Douglas A. McIntyre is the co-founder, chief executive officer and editor in chief of 24/7 Wall St. and 24/7 Tempo. He has held these jobs since 2006.

McIntyre has written thousands of articles for 24/7 Wall St. He is an expert on corporate finance, the automotive industry, media companies and international finance. He has edited articles on national demographics, sports, personal income and travel.
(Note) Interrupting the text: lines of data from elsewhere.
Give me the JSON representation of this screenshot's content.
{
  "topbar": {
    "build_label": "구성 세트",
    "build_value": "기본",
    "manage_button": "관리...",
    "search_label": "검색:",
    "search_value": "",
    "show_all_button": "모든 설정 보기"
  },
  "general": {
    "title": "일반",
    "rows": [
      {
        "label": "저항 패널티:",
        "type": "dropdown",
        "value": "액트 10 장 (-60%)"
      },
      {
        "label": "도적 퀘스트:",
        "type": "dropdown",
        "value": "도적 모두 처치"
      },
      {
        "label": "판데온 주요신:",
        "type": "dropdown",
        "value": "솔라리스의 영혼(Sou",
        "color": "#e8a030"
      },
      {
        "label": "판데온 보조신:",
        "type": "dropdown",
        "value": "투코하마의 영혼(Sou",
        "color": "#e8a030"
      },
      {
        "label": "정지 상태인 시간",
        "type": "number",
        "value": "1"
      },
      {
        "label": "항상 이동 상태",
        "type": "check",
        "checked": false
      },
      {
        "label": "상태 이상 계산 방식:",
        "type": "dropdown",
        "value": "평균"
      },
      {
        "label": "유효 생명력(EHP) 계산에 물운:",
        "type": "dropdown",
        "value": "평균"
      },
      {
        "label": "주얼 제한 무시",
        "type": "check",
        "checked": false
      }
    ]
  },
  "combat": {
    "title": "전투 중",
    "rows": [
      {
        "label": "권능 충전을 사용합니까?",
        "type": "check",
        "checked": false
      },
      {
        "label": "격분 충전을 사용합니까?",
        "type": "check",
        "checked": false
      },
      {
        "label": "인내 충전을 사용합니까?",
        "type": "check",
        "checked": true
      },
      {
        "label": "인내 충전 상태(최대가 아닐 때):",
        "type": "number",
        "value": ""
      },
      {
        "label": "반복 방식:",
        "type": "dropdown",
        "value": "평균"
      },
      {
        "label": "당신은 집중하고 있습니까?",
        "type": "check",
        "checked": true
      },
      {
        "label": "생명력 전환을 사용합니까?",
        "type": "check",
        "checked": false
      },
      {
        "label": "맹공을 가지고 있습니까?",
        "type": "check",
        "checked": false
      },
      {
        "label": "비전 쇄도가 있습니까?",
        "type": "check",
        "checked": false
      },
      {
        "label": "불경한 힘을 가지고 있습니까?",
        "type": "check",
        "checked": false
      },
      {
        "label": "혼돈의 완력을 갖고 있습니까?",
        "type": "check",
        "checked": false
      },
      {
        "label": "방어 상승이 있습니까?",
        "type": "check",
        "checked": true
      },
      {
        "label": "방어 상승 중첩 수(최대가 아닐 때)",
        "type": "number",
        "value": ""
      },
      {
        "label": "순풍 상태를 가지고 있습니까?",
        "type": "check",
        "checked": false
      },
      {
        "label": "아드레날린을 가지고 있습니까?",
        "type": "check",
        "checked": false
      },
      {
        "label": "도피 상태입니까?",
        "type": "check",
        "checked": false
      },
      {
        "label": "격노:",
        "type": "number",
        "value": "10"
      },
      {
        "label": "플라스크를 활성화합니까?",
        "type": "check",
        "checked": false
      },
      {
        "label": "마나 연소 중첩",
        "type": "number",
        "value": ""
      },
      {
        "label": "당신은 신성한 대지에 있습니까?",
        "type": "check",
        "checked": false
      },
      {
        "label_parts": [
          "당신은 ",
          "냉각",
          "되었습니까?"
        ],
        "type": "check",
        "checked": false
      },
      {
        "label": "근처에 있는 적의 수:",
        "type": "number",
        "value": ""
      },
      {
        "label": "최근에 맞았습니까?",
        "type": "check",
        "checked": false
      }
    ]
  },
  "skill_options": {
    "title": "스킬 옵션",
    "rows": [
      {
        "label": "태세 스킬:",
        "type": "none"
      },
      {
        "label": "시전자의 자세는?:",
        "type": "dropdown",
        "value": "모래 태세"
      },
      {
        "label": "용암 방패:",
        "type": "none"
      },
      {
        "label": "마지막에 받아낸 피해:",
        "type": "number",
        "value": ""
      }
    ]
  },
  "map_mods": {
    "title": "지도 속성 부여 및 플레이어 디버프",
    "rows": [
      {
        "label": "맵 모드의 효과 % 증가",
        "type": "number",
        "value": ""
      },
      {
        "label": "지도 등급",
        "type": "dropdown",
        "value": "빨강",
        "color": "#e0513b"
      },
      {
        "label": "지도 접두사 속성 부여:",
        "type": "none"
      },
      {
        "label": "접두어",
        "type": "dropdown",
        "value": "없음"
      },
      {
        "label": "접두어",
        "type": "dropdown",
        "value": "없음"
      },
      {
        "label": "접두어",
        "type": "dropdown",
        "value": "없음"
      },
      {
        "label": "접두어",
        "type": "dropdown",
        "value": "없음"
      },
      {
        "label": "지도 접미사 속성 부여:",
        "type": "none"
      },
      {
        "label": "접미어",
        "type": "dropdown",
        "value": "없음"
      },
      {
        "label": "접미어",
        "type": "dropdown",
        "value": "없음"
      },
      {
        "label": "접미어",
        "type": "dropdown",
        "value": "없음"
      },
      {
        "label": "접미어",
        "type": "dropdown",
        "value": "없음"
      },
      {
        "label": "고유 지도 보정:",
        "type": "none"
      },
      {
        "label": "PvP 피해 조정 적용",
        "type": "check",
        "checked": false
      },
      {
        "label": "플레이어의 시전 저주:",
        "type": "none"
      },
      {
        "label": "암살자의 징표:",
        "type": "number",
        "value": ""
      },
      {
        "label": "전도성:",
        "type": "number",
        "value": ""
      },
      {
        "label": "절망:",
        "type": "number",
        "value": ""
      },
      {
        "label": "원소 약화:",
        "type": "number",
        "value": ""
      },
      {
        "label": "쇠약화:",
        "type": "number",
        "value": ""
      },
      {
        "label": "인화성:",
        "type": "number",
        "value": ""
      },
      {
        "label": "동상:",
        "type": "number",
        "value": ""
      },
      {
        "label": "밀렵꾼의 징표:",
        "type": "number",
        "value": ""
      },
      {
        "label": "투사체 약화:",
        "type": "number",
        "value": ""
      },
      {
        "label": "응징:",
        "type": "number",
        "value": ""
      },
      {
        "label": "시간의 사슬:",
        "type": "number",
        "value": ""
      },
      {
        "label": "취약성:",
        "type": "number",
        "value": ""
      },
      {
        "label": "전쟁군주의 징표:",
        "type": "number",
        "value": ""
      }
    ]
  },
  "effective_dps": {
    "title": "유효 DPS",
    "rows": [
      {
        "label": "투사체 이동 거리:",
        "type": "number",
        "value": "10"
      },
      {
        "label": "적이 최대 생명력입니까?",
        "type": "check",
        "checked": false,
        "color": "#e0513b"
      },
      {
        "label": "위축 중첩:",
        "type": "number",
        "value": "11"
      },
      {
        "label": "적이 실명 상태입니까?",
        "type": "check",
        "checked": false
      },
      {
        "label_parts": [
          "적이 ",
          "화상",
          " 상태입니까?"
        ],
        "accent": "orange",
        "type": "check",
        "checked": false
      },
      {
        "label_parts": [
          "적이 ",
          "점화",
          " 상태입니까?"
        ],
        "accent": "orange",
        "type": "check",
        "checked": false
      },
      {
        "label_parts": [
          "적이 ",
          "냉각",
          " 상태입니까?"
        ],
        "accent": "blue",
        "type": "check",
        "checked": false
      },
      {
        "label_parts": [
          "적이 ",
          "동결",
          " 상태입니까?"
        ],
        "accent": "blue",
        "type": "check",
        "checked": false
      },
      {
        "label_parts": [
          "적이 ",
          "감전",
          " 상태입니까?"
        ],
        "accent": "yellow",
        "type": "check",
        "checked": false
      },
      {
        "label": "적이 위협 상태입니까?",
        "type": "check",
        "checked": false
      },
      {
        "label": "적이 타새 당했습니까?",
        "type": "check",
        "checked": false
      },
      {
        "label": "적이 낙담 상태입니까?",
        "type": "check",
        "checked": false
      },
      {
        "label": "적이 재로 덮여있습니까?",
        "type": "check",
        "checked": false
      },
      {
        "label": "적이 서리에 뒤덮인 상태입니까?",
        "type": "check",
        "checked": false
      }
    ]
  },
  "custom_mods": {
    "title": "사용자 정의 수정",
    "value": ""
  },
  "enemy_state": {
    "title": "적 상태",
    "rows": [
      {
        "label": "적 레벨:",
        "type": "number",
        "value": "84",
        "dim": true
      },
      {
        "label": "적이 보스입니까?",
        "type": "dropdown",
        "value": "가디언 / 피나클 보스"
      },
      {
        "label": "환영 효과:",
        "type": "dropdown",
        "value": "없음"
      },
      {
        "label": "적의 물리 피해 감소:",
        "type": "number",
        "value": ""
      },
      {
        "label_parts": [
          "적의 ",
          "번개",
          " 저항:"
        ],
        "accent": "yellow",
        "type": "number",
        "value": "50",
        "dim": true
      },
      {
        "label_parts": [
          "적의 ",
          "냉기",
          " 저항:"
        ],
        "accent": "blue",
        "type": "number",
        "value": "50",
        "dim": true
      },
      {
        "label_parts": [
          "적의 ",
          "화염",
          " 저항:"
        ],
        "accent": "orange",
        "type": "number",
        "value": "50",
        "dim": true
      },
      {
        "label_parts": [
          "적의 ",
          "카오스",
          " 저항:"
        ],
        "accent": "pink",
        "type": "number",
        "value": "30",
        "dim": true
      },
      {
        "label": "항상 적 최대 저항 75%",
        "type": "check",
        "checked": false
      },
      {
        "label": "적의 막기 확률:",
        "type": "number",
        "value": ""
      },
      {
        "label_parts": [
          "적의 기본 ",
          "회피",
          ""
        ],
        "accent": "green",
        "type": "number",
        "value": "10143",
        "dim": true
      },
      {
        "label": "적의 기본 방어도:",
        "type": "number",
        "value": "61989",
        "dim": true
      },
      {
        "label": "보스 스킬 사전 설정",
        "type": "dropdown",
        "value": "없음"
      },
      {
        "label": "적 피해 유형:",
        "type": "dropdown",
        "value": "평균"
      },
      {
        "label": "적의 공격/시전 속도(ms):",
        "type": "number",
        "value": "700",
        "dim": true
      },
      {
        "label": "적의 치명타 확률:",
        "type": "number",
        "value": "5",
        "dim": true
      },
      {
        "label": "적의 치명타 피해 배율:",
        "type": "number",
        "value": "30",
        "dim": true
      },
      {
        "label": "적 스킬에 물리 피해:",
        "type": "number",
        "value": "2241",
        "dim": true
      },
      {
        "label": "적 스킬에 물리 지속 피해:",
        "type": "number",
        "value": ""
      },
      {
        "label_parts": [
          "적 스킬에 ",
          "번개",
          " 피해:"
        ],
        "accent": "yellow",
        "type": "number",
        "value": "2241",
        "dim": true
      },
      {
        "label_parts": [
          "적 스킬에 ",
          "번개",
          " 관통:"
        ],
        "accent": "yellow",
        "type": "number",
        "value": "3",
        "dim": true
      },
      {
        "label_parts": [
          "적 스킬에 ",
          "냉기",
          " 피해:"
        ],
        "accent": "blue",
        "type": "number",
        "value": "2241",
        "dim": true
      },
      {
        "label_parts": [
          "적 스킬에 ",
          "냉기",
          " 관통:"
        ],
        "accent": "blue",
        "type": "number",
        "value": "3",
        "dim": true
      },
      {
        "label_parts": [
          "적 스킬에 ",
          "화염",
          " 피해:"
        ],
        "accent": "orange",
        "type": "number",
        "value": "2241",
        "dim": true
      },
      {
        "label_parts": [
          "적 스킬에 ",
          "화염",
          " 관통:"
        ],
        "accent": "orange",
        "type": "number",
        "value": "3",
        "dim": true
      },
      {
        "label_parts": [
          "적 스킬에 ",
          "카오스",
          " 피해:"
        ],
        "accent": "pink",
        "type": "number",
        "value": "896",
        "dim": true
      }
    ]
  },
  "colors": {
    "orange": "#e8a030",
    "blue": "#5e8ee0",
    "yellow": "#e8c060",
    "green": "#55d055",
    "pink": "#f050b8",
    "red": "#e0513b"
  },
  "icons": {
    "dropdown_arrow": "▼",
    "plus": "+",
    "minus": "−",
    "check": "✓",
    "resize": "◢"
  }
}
His work has been quoted or mentioned in The New York Times, The Wall Street Journal, Los Angeles Times, The Washington Post, NBC News, Time, The New Yorker, HuffPost USA Today, Business Insider, Yahoo, AOL, MarketWatch, The Atlantic, Bloomberg, New York Post, Chicago Tribune, Forbes, The Guardian and many other major publications. McIntyre has been a guest on CNBC, the BBC and television and radio stations across the country.

A magna cum laude graduate of Harvard College, McIntyre also was president of The Harvard Advocate. Founded in 1866, the Advocate is the oldest college publication in the United States.

TheStreet.com, Comps.com and Edgar Online are some of the public companies for which McIntyre served on the board of directors. He was a Vicinity Corporation board member when the company was sold to Microsoft in 2002. He served on the audit committees of some of these companies.

McIntyre has been the CEO of FutureSource, a provider of trading terminals and news to commodities and futures traders. He was president of Switchboard, the online phone directory company. He served as chairman and CEO of On2 Technologies, the video compression company that provided video compression software for Adobe’s Flash. Google bought On2 in 2009.